Information-Theoretic Generalization Bounds for Transductive Learning and its Applications
Huayi Tang, Yong Liu
TL;DR
The paper develops a comprehensive information-theoretic and PAC-Bayesian framework for transductive learning, addressing both random splitting and random sampling, and introduces transductive supersamples to bridge inductive results to transduction. It derives mutual information and conditional mutual information bounds, along with transductive PAC-Bayes bounds, under relaxed loss and data-count assumptions, and extends to adaptive optimization scenarios. The results are applied to semi-supervised learning and transductive graph learning, with empirical validation showing non-vacuous bounds that track the generalization gap as labeled data increases. Together, these contributions provide principled, data- and algorithm-dependent generalization guarantees for transductive models, including GNNs, in practical setups.

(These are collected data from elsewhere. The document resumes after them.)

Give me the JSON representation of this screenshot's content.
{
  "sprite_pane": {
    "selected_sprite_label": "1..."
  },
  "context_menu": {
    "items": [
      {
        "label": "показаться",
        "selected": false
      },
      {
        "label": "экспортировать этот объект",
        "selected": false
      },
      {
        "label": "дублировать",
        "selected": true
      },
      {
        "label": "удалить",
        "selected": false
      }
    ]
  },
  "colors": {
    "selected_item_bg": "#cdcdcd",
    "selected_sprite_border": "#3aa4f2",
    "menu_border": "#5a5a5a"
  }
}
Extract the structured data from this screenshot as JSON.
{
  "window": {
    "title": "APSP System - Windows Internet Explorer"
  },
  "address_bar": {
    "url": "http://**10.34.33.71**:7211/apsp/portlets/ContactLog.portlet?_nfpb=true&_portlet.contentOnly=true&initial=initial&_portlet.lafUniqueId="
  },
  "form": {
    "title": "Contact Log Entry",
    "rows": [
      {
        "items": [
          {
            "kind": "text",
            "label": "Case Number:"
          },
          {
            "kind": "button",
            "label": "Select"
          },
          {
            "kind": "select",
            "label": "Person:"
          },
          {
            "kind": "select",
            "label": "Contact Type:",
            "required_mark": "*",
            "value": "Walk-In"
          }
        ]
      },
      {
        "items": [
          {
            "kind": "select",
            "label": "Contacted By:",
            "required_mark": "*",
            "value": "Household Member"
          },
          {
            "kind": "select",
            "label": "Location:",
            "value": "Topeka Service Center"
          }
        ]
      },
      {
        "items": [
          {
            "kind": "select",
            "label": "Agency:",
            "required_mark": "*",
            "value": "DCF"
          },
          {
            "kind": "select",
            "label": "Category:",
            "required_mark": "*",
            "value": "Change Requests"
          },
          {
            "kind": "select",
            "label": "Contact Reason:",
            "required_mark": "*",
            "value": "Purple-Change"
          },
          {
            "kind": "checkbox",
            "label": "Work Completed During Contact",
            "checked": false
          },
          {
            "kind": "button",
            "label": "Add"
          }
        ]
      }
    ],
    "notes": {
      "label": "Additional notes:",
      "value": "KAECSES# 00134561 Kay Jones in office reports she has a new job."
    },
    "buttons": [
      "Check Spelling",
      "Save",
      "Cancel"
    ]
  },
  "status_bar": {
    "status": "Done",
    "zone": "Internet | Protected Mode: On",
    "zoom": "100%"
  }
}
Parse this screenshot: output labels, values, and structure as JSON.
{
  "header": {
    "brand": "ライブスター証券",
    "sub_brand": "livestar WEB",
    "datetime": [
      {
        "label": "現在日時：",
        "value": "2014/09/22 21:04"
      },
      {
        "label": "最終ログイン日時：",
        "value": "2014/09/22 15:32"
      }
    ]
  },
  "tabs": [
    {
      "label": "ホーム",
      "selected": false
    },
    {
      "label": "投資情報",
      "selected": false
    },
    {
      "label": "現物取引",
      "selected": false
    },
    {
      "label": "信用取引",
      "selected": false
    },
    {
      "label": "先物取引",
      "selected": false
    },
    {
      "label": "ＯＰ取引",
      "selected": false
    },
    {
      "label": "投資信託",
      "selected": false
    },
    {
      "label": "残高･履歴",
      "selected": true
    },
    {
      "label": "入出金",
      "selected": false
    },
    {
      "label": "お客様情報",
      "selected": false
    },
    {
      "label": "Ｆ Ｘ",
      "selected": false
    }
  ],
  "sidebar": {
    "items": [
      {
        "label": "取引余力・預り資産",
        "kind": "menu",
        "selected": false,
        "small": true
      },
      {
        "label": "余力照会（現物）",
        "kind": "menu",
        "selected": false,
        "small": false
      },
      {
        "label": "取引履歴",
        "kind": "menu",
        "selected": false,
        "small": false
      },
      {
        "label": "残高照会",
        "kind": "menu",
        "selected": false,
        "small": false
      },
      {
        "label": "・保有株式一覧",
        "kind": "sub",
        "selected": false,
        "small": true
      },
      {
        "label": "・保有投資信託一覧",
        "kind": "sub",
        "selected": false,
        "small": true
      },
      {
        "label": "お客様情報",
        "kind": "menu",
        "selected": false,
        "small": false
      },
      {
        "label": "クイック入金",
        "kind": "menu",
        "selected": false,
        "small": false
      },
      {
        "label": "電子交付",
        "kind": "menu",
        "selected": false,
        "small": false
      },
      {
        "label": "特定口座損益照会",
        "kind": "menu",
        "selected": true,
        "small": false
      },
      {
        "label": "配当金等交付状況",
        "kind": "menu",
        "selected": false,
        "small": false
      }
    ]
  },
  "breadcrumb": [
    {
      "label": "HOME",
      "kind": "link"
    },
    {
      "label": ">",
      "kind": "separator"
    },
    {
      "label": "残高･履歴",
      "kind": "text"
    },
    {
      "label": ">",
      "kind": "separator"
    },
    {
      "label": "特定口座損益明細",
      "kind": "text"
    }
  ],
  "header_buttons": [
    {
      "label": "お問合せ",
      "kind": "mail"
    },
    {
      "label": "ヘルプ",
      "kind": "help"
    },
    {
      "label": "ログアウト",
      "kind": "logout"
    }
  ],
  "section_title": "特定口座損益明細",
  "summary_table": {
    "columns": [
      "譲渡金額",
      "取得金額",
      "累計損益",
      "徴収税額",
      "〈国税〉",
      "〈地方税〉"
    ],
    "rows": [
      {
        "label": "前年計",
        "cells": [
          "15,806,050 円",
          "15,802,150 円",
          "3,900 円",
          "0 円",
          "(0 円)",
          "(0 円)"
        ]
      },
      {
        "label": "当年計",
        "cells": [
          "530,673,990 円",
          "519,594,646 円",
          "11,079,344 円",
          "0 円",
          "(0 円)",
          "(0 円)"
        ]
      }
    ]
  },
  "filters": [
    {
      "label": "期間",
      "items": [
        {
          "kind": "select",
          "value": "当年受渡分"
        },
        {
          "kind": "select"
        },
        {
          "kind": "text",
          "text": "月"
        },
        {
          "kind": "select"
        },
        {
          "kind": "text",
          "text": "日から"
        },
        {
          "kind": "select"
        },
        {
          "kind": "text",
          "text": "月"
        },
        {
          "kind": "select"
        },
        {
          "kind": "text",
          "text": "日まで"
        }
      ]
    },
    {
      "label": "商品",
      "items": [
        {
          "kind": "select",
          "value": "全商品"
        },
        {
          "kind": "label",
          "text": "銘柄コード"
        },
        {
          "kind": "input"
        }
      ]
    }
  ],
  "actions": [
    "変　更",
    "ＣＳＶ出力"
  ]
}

The work has implications for understanding generalization in complex, label-efficient learning settings and informs the design of transductive strategies in real-world systems.
Abstract
In this paper, we establish generalization bounds for transductive learning algorithms in the context of information theory and PAC-Bayes, covering both the random sampling and the random splitting setting. First, we show that the transductive generalization gap can be controlled by the mutual information between training label selection and the hypothesis. Next, we propose the concept of transductive supersample and use it to derive transductive information-theoretic bounds involving conditional mutual information and different information measures. We further establish transductive PAC-Bayesian bounds with weaker assumptions on the type of loss function and the number of training and test data points. Lastly, we use the theoretical results to derive upper bounds for adaptive optimization algorithms under the transductive learning setting. We also apply them to semi-supervised learning and transductive graph learning scenarios, meanwhile validating the derived bounds by experiments on synthetic and real-world datasets.